In your NX pipeline you actually have a memory copy from host memory to device memory. That can be determined because you are using an nvvideoconvert element to convert video/x-raw,format=BGRx to video/x-raw(memory:NVMM),format=NV12. Notice the (memory:NVMM) in the capsfilter after the nvvideoconvert.
Given that you are converting to NVMM memory on your NX the buffers that your custom app is putting out, we can conclude that your app produces buffers in host memory. Is that correct?
You are correct in stating that x264enc does not support device memory, therefore you would need to have host memory for it to work. However, given that we concluded that your app produces host memory buffers, it leaves me thinking that the issue might not be the memory in which the buffers are allocated, since the Nano pipe should then work without the nvvideoconvert.
Given all those points. May we ask a few questions:
Can you provide the output logs from the failing Nano pipeline?
Can you provide a bit of context on your custom app? What output memory should we expect?
best regards,
Andrew
Embedded Software Engineer at ProventusNova
I just have the nvvideoconvert element to convert from BGRx to NV12, I tried using the feature (memory:NVMM) in the first video/x-raw as well but I couldn’t get it to work.
Actually the app produces buffers in the device memory, this is the last part of the app that uses any host memory so that’s why I’m trying to get rid of it.
The videoconvert in the nano pipeline is also just used to convert BGR to I420.
Questions:
1&2: The Nano pipeline works it’s just that I’m trying to get rid of the device-to-host memcpy which I have right now. Basically the app takes in video frames directly into the device memory, then it does a lot of image processing in the device space, using CUDA kernels, then the processed device frame is sent to GStreamer which is processed based on if I’m running NX or Nano:
NX: Device-to-device memcpy to a NVMM surface which is then fed into the NX-specific GStreamer pipeline and streamed.
Nano: Device-to-host memcpy which is then fed into the nano-specific GStreamer pipeline and streamed.
Please tell me if anything is unclear or if I missed to answer something!
Yeah for the NX I tried setting memory:NVMM both in the caps as well as the pipeline but that got me nowhere so tried removing it from both and now it works. The CPU usage went down a lot and the whole GST pipeline is about 3x as fast as it was when I used the same code as I use for the Nano..

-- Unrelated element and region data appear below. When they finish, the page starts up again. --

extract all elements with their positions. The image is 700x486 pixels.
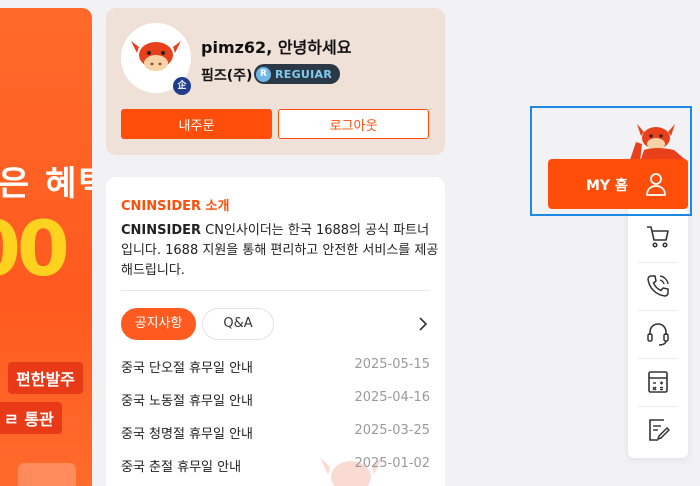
promo-banner[interactable]: 은 혜택 00 편한발주 ㄹ 통관 — [0, 8, 92, 486]
tier-letter-icon: R — [256, 66, 271, 82]
tier-label: REGUIAR — [275, 67, 333, 81]
notice-title: 중국 노동절 휴무일 안내 — [121, 394, 253, 409]
notice-title: 중국 청명절 휴무일 안내 — [121, 427, 253, 442]
chevron-right-icon[interactable] — [415, 314, 431, 334]
banner-amount: 00 — [0, 204, 70, 293]
info-description: CNINSIDER CN인사이더는 한국 1688의 공식 파트너입니다. 16… — [121, 223, 439, 278]
call-button[interactable] — [628, 262, 688, 310]
notice-row[interactable]: 중국 단오절 휴무일 안내 2025-05-15 — [121, 357, 430, 390]
mascot-icon — [630, 124, 688, 162]
notice-row[interactable]: 중국 춘절 휴무일 안내 2025-01-02 — [121, 456, 430, 486]
tab-notices[interactable]: 공지사항 — [121, 308, 196, 340]
profile-card: 企 pimz62, 안녕하세요 핌즈(주) R REGUIAR 내주문 로그아웃 — [106, 8, 445, 155]
corporate-badge-icon: 企 — [173, 77, 191, 95]
cart-icon — [647, 226, 669, 248]
banner-pill-customs: ㄹ 통관 — [0, 402, 62, 434]
tab-qa[interactable]: Q&A — [202, 308, 274, 340]
my-orders-button[interactable]: 내주문 — [121, 109, 272, 139]
banner-headline: 은 혜택 — [0, 164, 92, 204]
company-name: 핌즈(주) — [201, 68, 253, 84]
banner-pill-ordering: 편한발주 — [8, 362, 83, 394]
avatar: 企 — [121, 23, 191, 95]
support-button[interactable] — [628, 310, 688, 358]
my-home-label: MY 홈 — [586, 178, 628, 194]
banner-decor-box — [18, 463, 76, 486]
notice-title: 중국 단오절 휴무일 안내 — [121, 361, 253, 376]
logout-button[interactable]: 로그아웃 — [278, 109, 429, 139]
edit-note-icon — [649, 419, 670, 441]
calculator-button[interactable] — [628, 358, 688, 406]
quick-menu-bar — [628, 206, 688, 458]
user-icon — [646, 173, 666, 196]
headset-icon — [647, 323, 669, 346]
inquiry-button[interactable] — [628, 406, 688, 454]
my-home-button[interactable]: MY 홈 — [548, 159, 688, 209]
cart-button[interactable] — [628, 212, 688, 260]
phone-icon — [647, 275, 669, 297]
info-title: CNINSIDER 소개 — [121, 199, 230, 214]
notice-list: 중국 단오절 휴무일 안내 2025-05-15 중국 노동절 휴무일 안내 2… — [121, 357, 430, 486]
notice-row[interactable]: 중국 청명절 휴무일 안내 2025-03-25 — [121, 423, 430, 456]
notice-date: 2025-04-16 — [354, 390, 430, 405]
notice-date: 2025-03-25 — [354, 423, 430, 438]
notice-title: 중국 춘절 휴무일 안내 — [121, 460, 242, 475]
notice-date: 2025-05-15 — [354, 357, 430, 372]
notice-date: 2025-01-02 — [354, 456, 430, 471]
info-card: CNINSIDER 소개 CNINSIDER CN인사이더는 한국 1688의 … — [106, 177, 445, 486]
greeting-text: pimz62, 안녕하세요 — [201, 38, 352, 57]
divider — [121, 290, 430, 291]
tier-badge: R REGUIAR — [254, 64, 341, 84]
notice-row[interactable]: 중국 노동절 휴무일 안내 2025-04-16 — [121, 390, 430, 423]
calculator-icon — [648, 371, 668, 393]
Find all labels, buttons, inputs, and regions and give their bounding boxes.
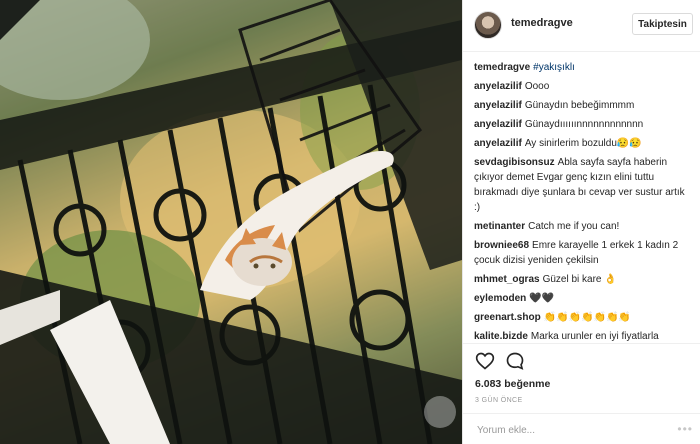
comment: anyelazilif Günaydın bebeğimmmm xyxy=(474,98,689,113)
comment-username[interactable]: metinanter xyxy=(474,221,525,232)
comment: anyelazilif Oooo xyxy=(474,79,689,94)
comment-username[interactable]: greenart.shop xyxy=(474,312,541,323)
comment-text: Güzel bi kare 👌 xyxy=(542,274,617,285)
comment-username[interactable]: sevdagibisonsuz xyxy=(474,157,555,168)
comment-text: Catch me if you can! xyxy=(528,221,620,232)
comment: sevdagibisonsuz Abla sayfa sayfa haberin … xyxy=(474,155,689,215)
heart-icon[interactable] xyxy=(475,351,495,371)
comment-username[interactable]: anyelazilif xyxy=(474,81,522,92)
more-dots-icon[interactable]: ••• xyxy=(677,422,693,436)
comment: anyelazilif Ay sinirlerim bozuldu😥😥 xyxy=(474,136,689,151)
comment-username[interactable]: anyelazilif xyxy=(474,100,522,111)
add-comment-area: ••• xyxy=(463,413,700,444)
comment-text: Günaydıııııınnnnnnnnnnnn xyxy=(524,119,644,130)
comment-icon[interactable] xyxy=(505,351,525,371)
comment-list: temedragve #yakışıklı anyelazilif Oooo any… xyxy=(463,60,700,342)
comment-username[interactable]: anyelazilif xyxy=(474,119,522,130)
post-actions: 6.083 beğenme 3 GÜN ÖNCE xyxy=(463,343,700,413)
comment-username[interactable]: anyelazilif xyxy=(474,138,522,149)
comment: metinanter Catch me if you can! xyxy=(474,219,689,234)
comment-text: 🖤🖤 xyxy=(529,293,555,304)
comment: browniee68 Emre karayelle 1 erkek 1 kadın… xyxy=(474,238,689,268)
caption: temedragve #yakışıklı xyxy=(474,60,689,75)
avatar[interactable] xyxy=(474,11,502,39)
comment: eylemoden 🖤🖤 xyxy=(474,291,689,306)
comment: mhmet_ogras Güzel bi kare 👌 xyxy=(474,272,689,287)
comment: greenart.shop 👏👏👏👏👏👏👏 xyxy=(474,310,689,325)
comment: kalite.bizde Marka urunler en iyi fiyatla… xyxy=(474,329,689,342)
hashtag-link[interactable]: #yakışıklı xyxy=(533,62,575,73)
caption-username[interactable]: temedragve xyxy=(474,62,530,73)
comment-username[interactable]: kalite.bizde xyxy=(474,331,528,342)
post-header: temedragve Takiptesin xyxy=(463,0,700,52)
comment-text: Ay sinirlerim bozuldu😥😥 xyxy=(524,138,642,149)
header-username[interactable]: temedragve xyxy=(511,17,573,29)
comment-text: Günaydın bebeğimmmm xyxy=(524,100,635,111)
following-button[interactable]: Takiptesin xyxy=(632,13,693,35)
likes-count[interactable]: 6.083 beğenme xyxy=(475,378,550,390)
comment-input[interactable] xyxy=(475,421,679,439)
post-photo[interactable] xyxy=(0,0,462,444)
post-date: 3 GÜN ÖNCE xyxy=(475,397,523,404)
comment-text: 👏👏👏👏👏👏👏 xyxy=(543,312,631,323)
post-sidebar: temedragve Takiptesin temedragve #yakışık… xyxy=(462,0,700,444)
comment: anyelazilif Günaydıııııınnnnnnnnnnnn xyxy=(474,117,689,132)
comment-username[interactable]: eylemoden xyxy=(474,293,526,304)
comment-username[interactable]: browniee68 xyxy=(474,240,529,251)
balcony-cat-photo xyxy=(0,0,462,444)
comment-username[interactable]: mhmet_ogras xyxy=(474,274,540,285)
comment-text: Oooo xyxy=(524,81,550,92)
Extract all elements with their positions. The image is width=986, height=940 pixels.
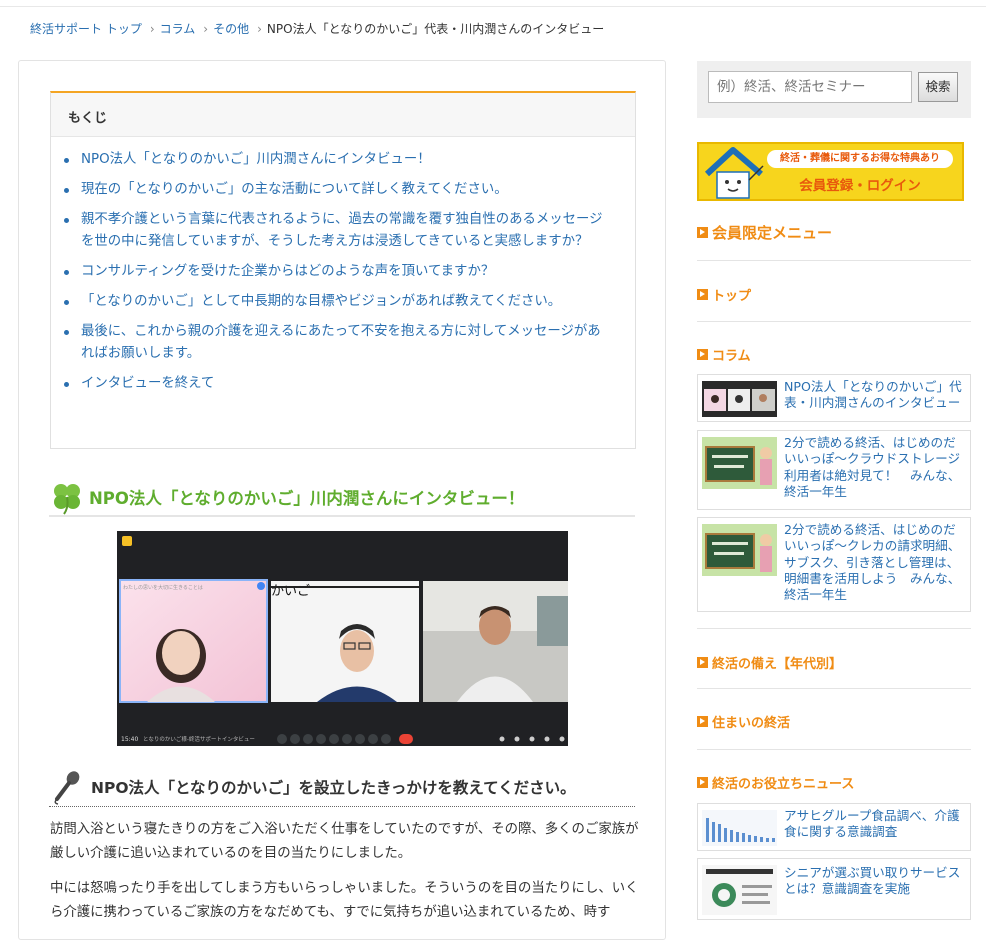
toc-link[interactable]: 現在の「となりのかいご」の主な活動について詳しく教えてください。 (64, 179, 611, 201)
chevron-right-icon: › (149, 21, 155, 36)
menu-column[interactable]: コラム (697, 345, 751, 364)
top-divider (0, 6, 986, 7)
toc-heading: もくじ (51, 93, 635, 137)
toc-link[interactable]: 最後に、これから親の介護を迎えるにあたって不安を抱える方に対してメッセージがあれ… (64, 321, 611, 365)
banner-cta: 会員登録・ログイン (799, 178, 921, 194)
toc-link[interactable]: インタビューを終えて (64, 373, 611, 395)
article-card: もくじ NPO法人「となりのかいご」川内潤さんにインタビュー！ 現在の「となりの… (18, 60, 666, 940)
breadcrumb-link-top[interactable]: 終活サポート トップ (30, 20, 142, 37)
arrow-right-icon (697, 777, 708, 788)
divider (697, 260, 971, 261)
breadcrumb-link-other[interactable]: その他 (213, 20, 249, 37)
divider (697, 749, 971, 750)
arrow-right-icon (697, 716, 708, 727)
menu-sumai-label: 住まいの終活 (712, 716, 791, 731)
column-card[interactable]: 2分で読める終活、はじめのだいいっぽ～クレカの請求明細、サブスク、引き落とし管理… (697, 517, 971, 612)
section-heading: NPO法人「となりのかいご」川内潤さんにインタビュー！ (49, 479, 635, 517)
interview-question-heading: NPO法人「となりのかいご」を設立したきっかけを教えてください。 (49, 767, 635, 807)
column-card[interactable]: NPO法人「となりのかいご」代表・川内潤さんのインタビュー (697, 374, 971, 422)
arrow-right-icon (697, 349, 708, 360)
toc-link[interactable]: 親不孝介護という言葉に代表されるように、過去の常識を覆す独自性のあるメッセージを… (64, 209, 611, 253)
table-of-contents: もくじ NPO法人「となりのかいご」川内潤さんにインタビュー！ 現在の「となりの… (50, 91, 636, 449)
divider (697, 688, 971, 689)
toc-link[interactable]: 「となりのかいご」として中長期的な目標やビジョンがあれば教えてください。 (64, 291, 611, 313)
breadcrumb-current: NPO法人「となりのかいご」代表・川内潤さんのインタビュー (266, 22, 605, 36)
arrow-right-icon (697, 289, 708, 300)
breadcrumb: 終活サポート トップ › コラム › その他 › NPO法人「となりのかいご」代… (30, 20, 604, 37)
news-thumbnail (702, 810, 777, 846)
member-login-banner[interactable]: 終活・葬儀に関するお得な特典あり 会員登録・ログイン (697, 142, 964, 201)
news-card[interactable]: アサヒグループ食品調べ、介護食に関する意識調査 (697, 803, 971, 851)
chevron-right-icon: › (203, 21, 209, 36)
question-heading-text: NPO法人「となりのかいご」を設立したきっかけを教えてください。 (91, 778, 576, 797)
divider (697, 628, 971, 629)
menu-news[interactable]: 終活のお役立ちニュース (697, 773, 854, 792)
column-card-title: NPO法人「となりのかいご」代表・川内潤さんのインタビュー (784, 379, 962, 411)
news-thumbnail (702, 865, 777, 915)
interview-video-call-image: わたしの思いを大切に生きることは かいご 15:40 となりのかいご様-終活サポ… (117, 531, 568, 746)
meeting-title: となりのかいご様-終活サポートインタビュー (143, 735, 255, 743)
menu-column-label: コラム (712, 349, 751, 364)
menu-sonae[interactable]: 終活の備え【年代別】 (697, 653, 842, 672)
banner-tagline: 終活・葬儀に関するお得な特典あり (767, 150, 953, 168)
news-card[interactable]: シニアが選ぶ買い取りサービスとは？意識調査を実施 (697, 858, 971, 920)
menu-news-label: 終活のお役立ちニュース (712, 777, 855, 792)
house-mascot-icon (704, 147, 764, 199)
tile1-caption: わたしの思いを大切に生きることは (123, 584, 203, 591)
column-thumbnail (702, 524, 777, 576)
clover-icon (54, 484, 80, 515)
tile2-text: かいご (271, 583, 310, 599)
divider (697, 321, 971, 322)
menu-top-label: トップ (712, 289, 752, 304)
column-card[interactable]: 2分で読める終活、はじめのだいいっぽ～クラウドストレージ利用者は絶対見て！ みん… (697, 430, 971, 510)
search-input[interactable] (708, 71, 912, 103)
search-box: 検索 (697, 61, 971, 118)
breadcrumb-link-column[interactable]: コラム (160, 20, 196, 37)
section-heading-text: NPO法人「となりのかいご」川内潤さんにインタビュー！ (89, 489, 525, 508)
column-thumbnail (702, 381, 777, 417)
toc-list: NPO法人「となりのかいご」川内潤さんにインタビュー！ 現在の「となりのかいご」… (51, 137, 635, 395)
menu-sonae-label: 終活の備え【年代別】 (712, 657, 843, 672)
member-menu-title-text: 会員限定メニュー (712, 224, 833, 242)
microphone-icon (54, 770, 80, 805)
call-time: 15:40 (121, 736, 138, 743)
news-card-title: シニアが選ぶ買い取りサービスとは？意識調査を実施 (784, 865, 961, 897)
column-card-title: 2分で読める終活、はじめのだいいっぽ～クレカの請求明細、サブスク、引き落とし管理… (784, 522, 961, 603)
menu-top[interactable]: トップ (697, 285, 751, 304)
chevron-right-icon: › (257, 21, 262, 36)
toc-link[interactable]: NPO法人「となりのかいご」川内潤さんにインタビュー！ (64, 149, 611, 171)
column-card-title: 2分で読める終活、はじめのだいいっぽ～クラウドストレージ利用者は絶対見て！ みん… (784, 435, 961, 499)
column-thumbnail (702, 437, 777, 489)
menu-sumai[interactable]: 住まいの終活 (697, 712, 790, 731)
paragraph: 訪問入浴という寝たきりの方をご入浴いただく仕事をしていたのですが、その際、多くの… (50, 822, 639, 861)
news-card-title: アサヒグループ食品調べ、介護食に関する意識調査 (784, 808, 960, 840)
arrow-right-icon (697, 227, 708, 238)
member-menu-title: 会員限定メニュー (697, 222, 832, 243)
search-button[interactable]: 検索 (918, 72, 958, 102)
paragraph: 中には怒鳴ったり手を出してしまう方もいらっしゃいました。そういうのを目の当たりに… (50, 881, 639, 920)
toc-link[interactable]: コンサルティングを受けた企業からはどのような声を頂いてますか？ (64, 261, 611, 283)
arrow-right-icon (697, 657, 708, 668)
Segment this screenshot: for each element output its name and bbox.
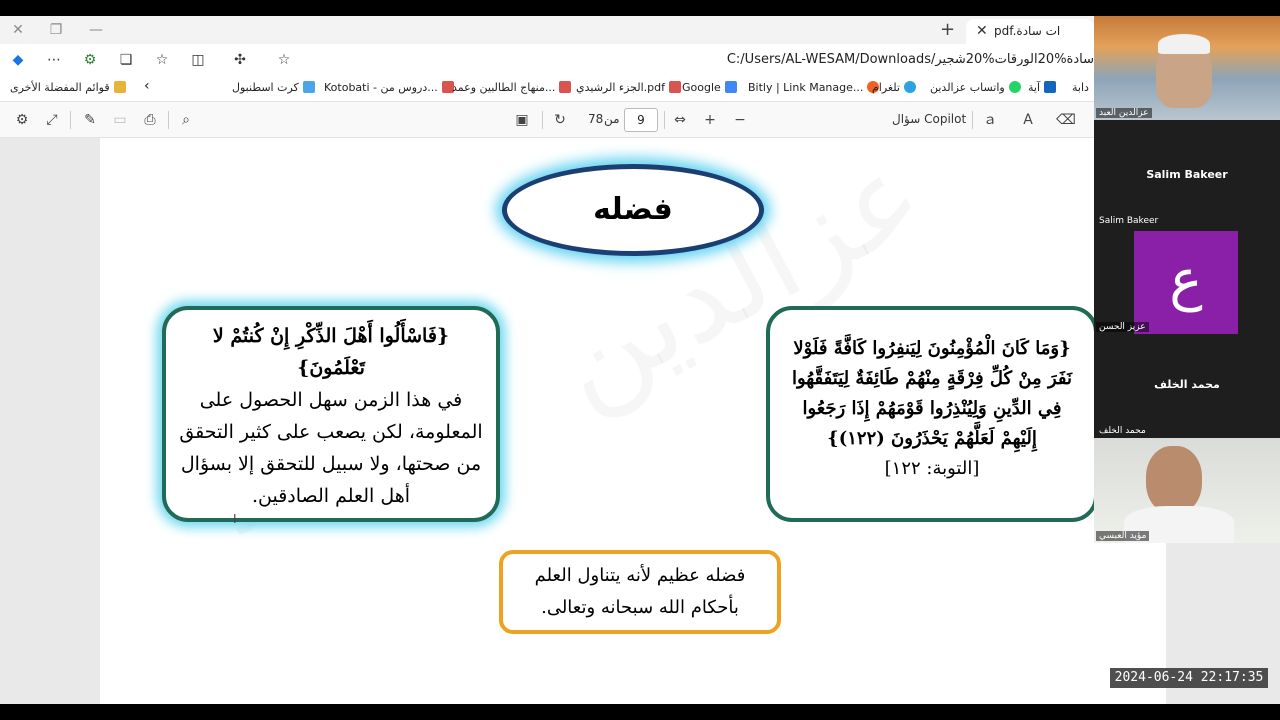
zoom-out-icon[interactable]: − xyxy=(730,111,750,129)
chevron-left-icon[interactable]: ‹ xyxy=(144,78,150,94)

I do the memory copy manually before handing the frame to the GStreamer part of the app. So my Nano code is currently written so that it expects a host memory buffer for the frames.
Hi,
Orin Nano does not have hardware encoder, so you have to put frame data in CPU buffer and send to software encoder. CPU usage is significant so please run $ sudo jetson_clocks to fix CPU cores at maximum frequency.